Jak informuje agencja AP, powołując się na swoje źródła, ich stan jest krytyczny. Żołnierze trafili do dwóch różnych szpitali w stolicy USA.
Na miejsce natychmiast przybyli funkcjonariusze policji. Dziennikarze pracujący na terenie kompleksu Białego Domu otrzymali polecenie, by schronić się w środku budynków.
Prezydent Donald Trump poinformował w mediach społecznościowych, iż zatrzymany sprawca ataku również jest ciężko ranny. W swoim wpisie ostro skomentował jego działania, zapowiadając, iż poniesie on bardzo wysoką cenę za postrzelenie żołnierzy.
Według wcześniejszych informacji agencji Reutera, w momencie zdarzenia Donald Trump przebywał na Florydzie przed Świętem Dziękczynienia. Podejrzany został zatrzymany, jednak Secret Service nie odpowiedziała na pytania dziennikarzy dotyczące szczegółów incydentu.
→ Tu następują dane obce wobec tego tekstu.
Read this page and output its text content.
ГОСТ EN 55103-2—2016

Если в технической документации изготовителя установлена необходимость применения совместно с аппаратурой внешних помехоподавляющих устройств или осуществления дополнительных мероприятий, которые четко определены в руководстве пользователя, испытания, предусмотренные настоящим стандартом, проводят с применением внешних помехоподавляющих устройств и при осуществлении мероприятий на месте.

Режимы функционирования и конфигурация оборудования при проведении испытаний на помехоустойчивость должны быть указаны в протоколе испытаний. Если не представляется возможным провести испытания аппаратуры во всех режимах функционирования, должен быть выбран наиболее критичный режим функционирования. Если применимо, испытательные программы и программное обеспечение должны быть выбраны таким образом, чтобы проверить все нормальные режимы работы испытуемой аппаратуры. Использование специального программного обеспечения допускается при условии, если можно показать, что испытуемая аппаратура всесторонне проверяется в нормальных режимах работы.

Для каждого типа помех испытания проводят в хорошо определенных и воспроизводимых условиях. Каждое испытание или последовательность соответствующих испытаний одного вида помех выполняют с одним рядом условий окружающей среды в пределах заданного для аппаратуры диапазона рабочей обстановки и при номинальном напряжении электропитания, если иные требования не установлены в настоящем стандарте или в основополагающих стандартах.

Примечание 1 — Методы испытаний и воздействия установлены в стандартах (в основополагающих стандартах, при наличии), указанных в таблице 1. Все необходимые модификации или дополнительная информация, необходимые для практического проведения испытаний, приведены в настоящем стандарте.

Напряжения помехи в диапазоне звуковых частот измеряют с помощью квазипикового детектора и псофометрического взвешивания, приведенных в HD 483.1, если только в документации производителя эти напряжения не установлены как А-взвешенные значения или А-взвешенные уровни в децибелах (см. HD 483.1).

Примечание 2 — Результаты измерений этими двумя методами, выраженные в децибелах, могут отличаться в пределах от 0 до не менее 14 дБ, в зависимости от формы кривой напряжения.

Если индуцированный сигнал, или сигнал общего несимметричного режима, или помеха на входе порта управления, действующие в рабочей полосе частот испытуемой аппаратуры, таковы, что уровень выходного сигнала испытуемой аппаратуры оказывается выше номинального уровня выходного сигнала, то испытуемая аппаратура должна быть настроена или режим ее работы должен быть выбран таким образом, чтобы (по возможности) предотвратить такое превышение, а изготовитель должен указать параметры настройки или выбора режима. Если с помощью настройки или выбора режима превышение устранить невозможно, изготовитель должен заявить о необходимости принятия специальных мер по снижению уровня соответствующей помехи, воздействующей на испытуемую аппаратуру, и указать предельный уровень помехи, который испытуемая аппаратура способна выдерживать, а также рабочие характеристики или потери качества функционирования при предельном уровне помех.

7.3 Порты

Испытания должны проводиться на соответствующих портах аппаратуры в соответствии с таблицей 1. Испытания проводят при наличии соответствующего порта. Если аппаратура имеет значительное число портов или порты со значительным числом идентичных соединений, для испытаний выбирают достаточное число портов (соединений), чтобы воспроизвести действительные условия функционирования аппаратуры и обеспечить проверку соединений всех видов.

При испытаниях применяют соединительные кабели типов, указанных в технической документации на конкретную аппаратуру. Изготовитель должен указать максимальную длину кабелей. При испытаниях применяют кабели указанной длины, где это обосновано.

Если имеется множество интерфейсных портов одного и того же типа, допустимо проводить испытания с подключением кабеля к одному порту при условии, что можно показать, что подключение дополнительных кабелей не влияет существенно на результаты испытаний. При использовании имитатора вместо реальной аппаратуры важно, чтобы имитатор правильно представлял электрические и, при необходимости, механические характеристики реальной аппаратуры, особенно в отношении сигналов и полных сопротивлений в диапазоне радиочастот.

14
Rzeczniczka prasowa Białego Domu Karoline Leavitt przekazała, iż administracja jest świadoma sytuacji i na bieżąco ją monitoruje. Z kolei policja, cytowana przez BBC, poinformowała krótko, iż miejsce zdarzenia jest zabezpieczone, a jeden podejrzany pozostaje w areszcie. Sekretarz bezpieczeństwa wewnętrznego Kristi Noem wezwała do modlitwy za członków Gwardii Narodowej.
Jak podało CNN, żołnierze Gwardii Narodowej, którzy zostali postrzeleni, przebywają w Waszyngtonie na polecenie Donalda Trumpa. Ich zadaniem jest walka z przestępczością w stolicy kraju.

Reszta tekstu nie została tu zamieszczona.